Film Review: Costa Brava, Lebanon

by Director Mounia AklPARTICIPANT
reviewed by Bilge Ebiri
Costa Brava Lebanon

Mounia Akl's film tackles an important and underdiscussed aspect of an important subject. How do you persist as people, as a family, when the world seems to be falling apart around you? And is it even possible to live off-the-grid when the whole world is connected?

In this award-winning drama, a married couple decides to flee the environmental and political chaos of Beirut and settle in a remote hillside home. (The film is set at an indeterminate near point in the future, but it feels thoroughly of-the-moment, and there are references to recent events in Lebanon, such as the 2015 garbage crisis and the 2020 Beirut port explosion.) One day, the government decides to open a massive garbage dump right outside the home. Officials insist that this is an innovative garbage dump and that most of this trash will be recycled—but it’s still a massive, toxic heap of trash. Oh, and they’re going to erect a statue of the president right next to it.
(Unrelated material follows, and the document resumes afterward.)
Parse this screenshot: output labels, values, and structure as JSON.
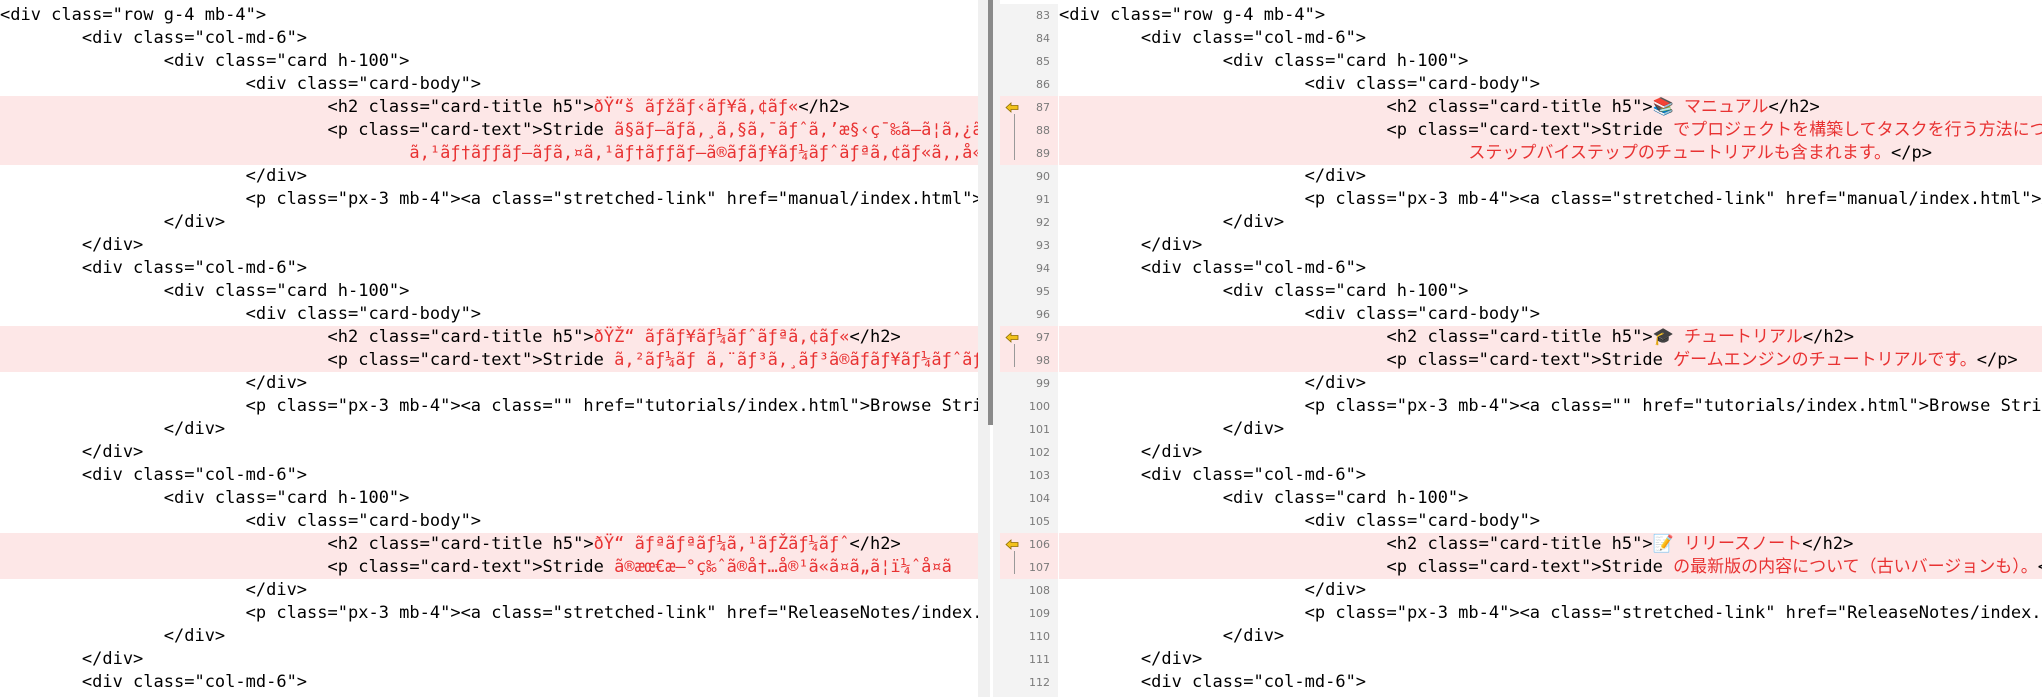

This leads to the family fighting back, but it also leads to emotional rifts between Walid, the husband, and Soraya, the wife, as well as their children—the teenage Tala and the young Rim, who has only ever known this home. Walid, we learn, was an activist and the prime mover in the family’s decision to flee the big city; Soraya was a popular singer, and they had met at a protest. As the thorny drama proceeds, we see how the decision to get away for what one perceives as one’s health and emotional wellbeing can lead to all sorts of unforeseen repercussions. Is it better to escape the world or to confront it? In the end, no matter where you are and how far you flee, life goes on.